Bien que ne prisant guère les célébrations, surtout quand elles relèguent une multitude de problèmes au rang d’anecdotes qu’on s’échange complaisamment une fois l’an, il me paraît utile de revenir, une fois encore, sur la persistance des inégalités hommes-femmes, notamment au travail. De mettre en avant également deux créations toutes récentes de sites Internet d’information, sur des thèmes très éloignés du monde du travail mais très étroitement liés à l’amélioration de “la condition des femmes”, pour reprendre cette triste expression qui montre combien le chemin est encore long.

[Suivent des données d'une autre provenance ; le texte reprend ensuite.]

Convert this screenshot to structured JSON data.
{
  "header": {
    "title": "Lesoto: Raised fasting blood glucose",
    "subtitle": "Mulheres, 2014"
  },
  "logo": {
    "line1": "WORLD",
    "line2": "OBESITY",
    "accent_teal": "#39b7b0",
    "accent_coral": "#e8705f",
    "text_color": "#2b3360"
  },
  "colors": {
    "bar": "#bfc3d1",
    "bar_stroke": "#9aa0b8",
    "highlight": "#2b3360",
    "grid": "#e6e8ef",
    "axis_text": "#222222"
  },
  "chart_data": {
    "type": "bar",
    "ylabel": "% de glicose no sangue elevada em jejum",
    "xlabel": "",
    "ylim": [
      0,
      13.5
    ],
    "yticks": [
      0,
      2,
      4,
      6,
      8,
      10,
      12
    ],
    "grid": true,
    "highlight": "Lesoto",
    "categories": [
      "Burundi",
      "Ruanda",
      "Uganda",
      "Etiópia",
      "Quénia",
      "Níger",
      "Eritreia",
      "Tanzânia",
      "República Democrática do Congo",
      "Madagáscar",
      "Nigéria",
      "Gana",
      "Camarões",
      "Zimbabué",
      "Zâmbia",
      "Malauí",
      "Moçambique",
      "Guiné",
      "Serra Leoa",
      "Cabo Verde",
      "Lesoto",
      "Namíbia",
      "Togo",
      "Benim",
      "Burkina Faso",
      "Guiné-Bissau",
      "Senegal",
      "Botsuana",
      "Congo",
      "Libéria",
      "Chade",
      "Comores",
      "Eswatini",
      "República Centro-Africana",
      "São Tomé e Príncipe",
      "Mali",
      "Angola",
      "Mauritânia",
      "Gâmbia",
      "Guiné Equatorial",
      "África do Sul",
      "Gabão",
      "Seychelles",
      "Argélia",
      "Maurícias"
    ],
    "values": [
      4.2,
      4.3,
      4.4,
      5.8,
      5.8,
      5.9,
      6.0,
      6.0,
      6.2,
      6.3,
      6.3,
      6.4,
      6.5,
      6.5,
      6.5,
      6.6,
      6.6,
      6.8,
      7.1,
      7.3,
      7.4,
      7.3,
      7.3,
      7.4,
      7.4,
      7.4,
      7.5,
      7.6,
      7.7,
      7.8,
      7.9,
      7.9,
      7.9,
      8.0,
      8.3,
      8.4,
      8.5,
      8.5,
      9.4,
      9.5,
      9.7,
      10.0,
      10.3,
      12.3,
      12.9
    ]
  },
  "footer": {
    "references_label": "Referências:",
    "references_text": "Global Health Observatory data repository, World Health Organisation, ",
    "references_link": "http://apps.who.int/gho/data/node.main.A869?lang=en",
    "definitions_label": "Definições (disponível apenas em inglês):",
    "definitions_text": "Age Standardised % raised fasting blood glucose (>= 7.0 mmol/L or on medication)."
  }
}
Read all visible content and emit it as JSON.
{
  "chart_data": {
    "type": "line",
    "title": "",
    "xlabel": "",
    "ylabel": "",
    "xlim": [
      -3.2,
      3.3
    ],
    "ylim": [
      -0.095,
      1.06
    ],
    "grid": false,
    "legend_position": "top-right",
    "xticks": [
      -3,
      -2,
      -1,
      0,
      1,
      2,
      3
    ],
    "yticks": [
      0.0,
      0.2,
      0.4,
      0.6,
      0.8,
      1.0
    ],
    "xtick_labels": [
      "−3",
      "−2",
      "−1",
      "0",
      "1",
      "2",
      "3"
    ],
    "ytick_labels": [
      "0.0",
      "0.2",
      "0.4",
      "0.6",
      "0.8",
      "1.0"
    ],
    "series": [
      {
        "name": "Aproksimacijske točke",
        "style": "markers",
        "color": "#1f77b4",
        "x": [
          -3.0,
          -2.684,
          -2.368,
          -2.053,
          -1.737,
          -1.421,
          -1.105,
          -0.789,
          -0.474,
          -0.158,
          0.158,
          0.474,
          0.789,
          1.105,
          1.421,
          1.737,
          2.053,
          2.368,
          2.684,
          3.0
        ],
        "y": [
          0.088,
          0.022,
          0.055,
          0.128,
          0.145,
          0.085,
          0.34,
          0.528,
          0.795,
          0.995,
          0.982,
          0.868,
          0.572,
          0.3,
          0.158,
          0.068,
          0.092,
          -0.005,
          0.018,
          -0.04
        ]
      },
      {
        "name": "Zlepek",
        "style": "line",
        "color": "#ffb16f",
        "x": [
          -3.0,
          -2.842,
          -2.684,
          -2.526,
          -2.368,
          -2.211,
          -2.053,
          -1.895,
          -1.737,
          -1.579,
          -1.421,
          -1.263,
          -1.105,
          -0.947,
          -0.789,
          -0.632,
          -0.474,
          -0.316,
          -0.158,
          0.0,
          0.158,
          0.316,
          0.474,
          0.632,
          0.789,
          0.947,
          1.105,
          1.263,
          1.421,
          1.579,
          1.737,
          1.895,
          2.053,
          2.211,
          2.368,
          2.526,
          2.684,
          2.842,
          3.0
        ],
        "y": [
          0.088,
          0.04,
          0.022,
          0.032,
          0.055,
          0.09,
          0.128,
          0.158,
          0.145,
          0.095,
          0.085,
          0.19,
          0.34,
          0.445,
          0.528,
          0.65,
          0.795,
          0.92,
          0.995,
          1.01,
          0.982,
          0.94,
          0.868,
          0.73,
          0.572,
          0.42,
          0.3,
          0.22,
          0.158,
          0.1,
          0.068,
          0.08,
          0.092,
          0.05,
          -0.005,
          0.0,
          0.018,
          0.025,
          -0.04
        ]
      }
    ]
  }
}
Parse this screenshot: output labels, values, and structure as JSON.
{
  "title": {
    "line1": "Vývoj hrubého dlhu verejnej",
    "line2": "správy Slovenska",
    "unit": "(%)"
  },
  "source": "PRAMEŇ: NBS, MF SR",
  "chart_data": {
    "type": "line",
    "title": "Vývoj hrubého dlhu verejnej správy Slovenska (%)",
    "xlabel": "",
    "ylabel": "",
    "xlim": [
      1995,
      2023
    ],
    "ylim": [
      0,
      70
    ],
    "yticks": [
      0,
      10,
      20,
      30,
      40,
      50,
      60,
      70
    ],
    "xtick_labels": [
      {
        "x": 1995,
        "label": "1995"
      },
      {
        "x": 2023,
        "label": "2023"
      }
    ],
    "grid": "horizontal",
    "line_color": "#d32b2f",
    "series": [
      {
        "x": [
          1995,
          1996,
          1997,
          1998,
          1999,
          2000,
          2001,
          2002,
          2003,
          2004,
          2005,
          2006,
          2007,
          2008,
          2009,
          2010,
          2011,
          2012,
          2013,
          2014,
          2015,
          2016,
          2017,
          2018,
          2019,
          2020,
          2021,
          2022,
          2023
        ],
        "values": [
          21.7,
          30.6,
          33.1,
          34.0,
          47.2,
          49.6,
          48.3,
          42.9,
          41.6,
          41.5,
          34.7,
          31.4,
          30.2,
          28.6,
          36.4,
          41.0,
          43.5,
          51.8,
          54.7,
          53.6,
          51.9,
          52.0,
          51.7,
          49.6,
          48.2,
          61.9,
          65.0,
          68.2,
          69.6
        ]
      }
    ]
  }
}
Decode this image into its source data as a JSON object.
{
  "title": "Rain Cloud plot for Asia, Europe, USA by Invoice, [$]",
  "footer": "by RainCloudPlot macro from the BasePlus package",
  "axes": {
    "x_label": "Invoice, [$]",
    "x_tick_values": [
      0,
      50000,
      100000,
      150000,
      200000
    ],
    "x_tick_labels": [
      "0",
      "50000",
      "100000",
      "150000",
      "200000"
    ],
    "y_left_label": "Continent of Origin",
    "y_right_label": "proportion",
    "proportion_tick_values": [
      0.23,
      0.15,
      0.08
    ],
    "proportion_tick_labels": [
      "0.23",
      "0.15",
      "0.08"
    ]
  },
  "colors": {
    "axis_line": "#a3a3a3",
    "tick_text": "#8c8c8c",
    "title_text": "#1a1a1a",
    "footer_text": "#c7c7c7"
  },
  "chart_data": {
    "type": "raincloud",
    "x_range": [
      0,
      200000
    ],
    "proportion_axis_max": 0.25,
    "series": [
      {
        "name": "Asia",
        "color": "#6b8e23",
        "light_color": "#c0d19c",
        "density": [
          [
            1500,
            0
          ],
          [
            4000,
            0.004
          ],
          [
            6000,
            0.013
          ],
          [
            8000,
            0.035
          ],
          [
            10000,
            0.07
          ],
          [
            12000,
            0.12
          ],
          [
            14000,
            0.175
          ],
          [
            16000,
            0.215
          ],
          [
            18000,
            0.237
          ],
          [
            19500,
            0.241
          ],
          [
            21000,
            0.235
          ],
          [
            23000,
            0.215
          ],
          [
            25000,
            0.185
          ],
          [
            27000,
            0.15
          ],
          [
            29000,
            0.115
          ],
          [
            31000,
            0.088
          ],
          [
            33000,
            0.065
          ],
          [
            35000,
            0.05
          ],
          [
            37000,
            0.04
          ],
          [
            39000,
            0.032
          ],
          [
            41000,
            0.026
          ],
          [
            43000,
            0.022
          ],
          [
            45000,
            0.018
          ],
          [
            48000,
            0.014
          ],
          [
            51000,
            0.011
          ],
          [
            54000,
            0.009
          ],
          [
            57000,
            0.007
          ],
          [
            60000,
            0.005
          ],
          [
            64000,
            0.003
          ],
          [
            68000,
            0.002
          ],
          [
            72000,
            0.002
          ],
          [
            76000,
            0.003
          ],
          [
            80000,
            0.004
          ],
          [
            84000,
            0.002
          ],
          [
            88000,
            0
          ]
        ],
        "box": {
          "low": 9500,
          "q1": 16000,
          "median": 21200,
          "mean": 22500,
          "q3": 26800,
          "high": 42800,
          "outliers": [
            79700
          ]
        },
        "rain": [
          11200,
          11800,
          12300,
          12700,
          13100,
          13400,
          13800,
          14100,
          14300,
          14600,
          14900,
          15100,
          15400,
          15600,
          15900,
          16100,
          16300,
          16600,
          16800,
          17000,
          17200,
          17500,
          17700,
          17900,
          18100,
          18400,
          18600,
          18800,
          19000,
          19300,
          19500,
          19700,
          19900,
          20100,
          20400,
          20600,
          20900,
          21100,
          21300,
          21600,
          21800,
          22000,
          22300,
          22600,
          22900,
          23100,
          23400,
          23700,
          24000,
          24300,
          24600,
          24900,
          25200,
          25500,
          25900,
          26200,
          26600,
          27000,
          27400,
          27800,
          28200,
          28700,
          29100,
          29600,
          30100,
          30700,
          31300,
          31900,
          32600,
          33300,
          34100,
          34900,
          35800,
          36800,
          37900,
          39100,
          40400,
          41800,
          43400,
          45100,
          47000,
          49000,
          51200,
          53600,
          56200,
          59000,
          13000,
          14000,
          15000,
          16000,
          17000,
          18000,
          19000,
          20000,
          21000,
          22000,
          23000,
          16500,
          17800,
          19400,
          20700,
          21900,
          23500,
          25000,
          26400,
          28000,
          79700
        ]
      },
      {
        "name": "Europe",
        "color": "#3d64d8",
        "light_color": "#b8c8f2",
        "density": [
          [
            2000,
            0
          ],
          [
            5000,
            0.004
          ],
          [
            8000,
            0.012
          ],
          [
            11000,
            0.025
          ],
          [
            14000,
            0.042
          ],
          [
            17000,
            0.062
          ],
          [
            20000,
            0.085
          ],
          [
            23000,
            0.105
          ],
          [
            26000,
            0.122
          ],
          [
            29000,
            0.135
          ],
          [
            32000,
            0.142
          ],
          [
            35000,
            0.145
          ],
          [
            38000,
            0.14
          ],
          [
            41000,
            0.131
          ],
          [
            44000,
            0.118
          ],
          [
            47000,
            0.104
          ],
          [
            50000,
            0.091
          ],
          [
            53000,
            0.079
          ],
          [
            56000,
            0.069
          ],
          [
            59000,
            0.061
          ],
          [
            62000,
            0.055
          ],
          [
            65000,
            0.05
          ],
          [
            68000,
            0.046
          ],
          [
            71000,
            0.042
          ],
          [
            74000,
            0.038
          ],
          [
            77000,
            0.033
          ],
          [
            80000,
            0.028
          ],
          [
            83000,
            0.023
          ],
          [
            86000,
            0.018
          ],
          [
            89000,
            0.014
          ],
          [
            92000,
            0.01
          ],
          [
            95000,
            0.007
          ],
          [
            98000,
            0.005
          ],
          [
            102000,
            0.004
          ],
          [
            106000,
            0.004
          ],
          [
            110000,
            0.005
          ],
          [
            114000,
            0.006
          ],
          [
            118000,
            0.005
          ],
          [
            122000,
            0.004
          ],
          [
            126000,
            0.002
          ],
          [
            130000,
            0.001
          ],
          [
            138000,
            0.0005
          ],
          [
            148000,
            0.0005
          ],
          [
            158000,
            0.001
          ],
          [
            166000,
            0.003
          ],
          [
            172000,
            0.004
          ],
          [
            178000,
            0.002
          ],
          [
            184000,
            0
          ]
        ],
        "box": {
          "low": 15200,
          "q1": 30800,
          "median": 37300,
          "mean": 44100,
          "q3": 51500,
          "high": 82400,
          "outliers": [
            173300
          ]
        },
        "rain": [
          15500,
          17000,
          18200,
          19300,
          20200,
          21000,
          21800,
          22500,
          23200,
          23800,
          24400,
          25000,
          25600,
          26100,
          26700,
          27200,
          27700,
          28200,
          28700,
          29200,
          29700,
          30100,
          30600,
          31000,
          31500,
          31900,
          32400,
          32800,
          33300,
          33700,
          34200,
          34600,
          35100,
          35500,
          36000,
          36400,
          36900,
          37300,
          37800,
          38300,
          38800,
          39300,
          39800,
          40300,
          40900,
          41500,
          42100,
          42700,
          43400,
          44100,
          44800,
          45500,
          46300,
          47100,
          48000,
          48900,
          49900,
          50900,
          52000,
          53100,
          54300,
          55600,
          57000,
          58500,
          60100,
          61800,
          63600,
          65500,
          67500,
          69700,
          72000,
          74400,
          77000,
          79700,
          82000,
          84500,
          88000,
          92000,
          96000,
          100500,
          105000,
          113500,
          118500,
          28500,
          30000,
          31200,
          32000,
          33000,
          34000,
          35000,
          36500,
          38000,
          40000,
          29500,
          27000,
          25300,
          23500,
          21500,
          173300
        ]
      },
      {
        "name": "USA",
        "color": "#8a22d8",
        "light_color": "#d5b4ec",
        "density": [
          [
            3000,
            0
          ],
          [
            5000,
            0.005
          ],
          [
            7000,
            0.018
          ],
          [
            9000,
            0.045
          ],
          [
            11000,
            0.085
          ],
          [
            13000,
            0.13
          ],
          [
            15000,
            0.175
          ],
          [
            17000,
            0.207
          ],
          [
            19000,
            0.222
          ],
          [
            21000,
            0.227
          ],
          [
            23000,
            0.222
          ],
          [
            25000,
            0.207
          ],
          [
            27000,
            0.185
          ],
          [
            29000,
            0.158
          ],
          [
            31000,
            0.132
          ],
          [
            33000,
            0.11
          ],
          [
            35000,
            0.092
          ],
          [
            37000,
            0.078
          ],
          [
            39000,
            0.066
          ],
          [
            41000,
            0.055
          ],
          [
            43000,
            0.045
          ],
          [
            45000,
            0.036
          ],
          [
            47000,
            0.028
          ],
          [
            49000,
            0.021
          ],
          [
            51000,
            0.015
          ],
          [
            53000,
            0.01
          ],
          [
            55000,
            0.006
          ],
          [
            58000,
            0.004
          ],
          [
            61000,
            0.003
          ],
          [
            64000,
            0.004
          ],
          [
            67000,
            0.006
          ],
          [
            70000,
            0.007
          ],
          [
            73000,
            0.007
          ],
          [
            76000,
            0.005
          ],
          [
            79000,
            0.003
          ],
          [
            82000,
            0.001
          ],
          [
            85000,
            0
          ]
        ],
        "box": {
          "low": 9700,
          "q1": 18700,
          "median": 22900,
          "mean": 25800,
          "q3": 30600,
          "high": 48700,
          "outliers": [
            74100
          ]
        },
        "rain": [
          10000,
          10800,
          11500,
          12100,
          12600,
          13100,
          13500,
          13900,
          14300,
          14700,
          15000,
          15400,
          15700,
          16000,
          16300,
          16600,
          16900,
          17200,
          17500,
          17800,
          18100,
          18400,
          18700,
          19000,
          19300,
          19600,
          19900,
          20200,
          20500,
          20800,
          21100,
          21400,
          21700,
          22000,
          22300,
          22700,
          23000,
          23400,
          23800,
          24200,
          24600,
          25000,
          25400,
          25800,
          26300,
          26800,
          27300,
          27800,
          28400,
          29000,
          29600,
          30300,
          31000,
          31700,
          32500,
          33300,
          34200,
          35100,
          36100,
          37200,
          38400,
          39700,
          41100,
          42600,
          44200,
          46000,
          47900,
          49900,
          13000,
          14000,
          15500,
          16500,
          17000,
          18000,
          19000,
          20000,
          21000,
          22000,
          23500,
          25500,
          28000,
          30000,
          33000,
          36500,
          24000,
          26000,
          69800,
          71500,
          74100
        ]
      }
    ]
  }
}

En matière d’égalité hommes-femmes, je voulais simplement rappeler cette intervention de Christine ERHEL, chercheure au Centre d’études de l’emploi et maître de conférences en économie à l’Université Paris 1, lors d’une table ronde récente à propos de “l’amélioration en trompe-l’oeil” sur le marché du travail. Même si, en matière de solutions, je pencherais pour des options plus… radicales, je partage le constat peu reluisant qu’elle dresse.

@Lire :
L’égalité hommes-femmes et la crise : une amélioration en trompe-l’œil

Loin de mes thèmes habituels de réflexion (dans ces pages en tout cas), je souhaite signaler l’apparition sur la toile, le 1er février dernier, à l’initiative d’une douzaine d’associations de défense des droits des femmes, du site excision parlons-en ! Longtemps reléguée au rang des pratiques barbares, l’excision méritait à peine qu’on s’en offusque dans les salons cossus des sociétés occidentales et “développées”. A peine car je me souviens également que de trop nombreux “intellectuels” tenaient à souligner la dimension traditionnelle et culturelle de cette “pratique”, dimension qui nous échappait du fait d’un ethnocentrisme malvenu.
L’excision est une mutilation. Puisse ce site inscrire cette évidence dans nos esprits. A cette fin il propose témoignages, informations, analyses et actions.

Plus récent encore, il n’a que quelques jours, le site J’y vais, j’ai les adresses… se consacre à l’Interruption volontaire de grossesse (IVG), légale en France depuis 1974 sans réellement parvenir à endiguer l’ostracisme qui frappe les femmes qui y ont recours, souvent au prétexte de considérations morales ou religieuses ineptes. Puisse ce site, mis en ligne par le réseau de santé ville-hôpital REVHO, simplifier les démarches des femmes, en Ile-de-France au moins puisqu’il se limite à la région. Au passage je ne crois pas me tromper en soulignant qu’il n’existe aucun site officiel, c’est-à-dire frappé de la Marianne, qui traite du sujet. Un premier pas est accompli ici puisque l’Agence régionale de santé est partie prenante.

@Visiter :
excision parlons-en !
J’y vais, j’ai les adresses…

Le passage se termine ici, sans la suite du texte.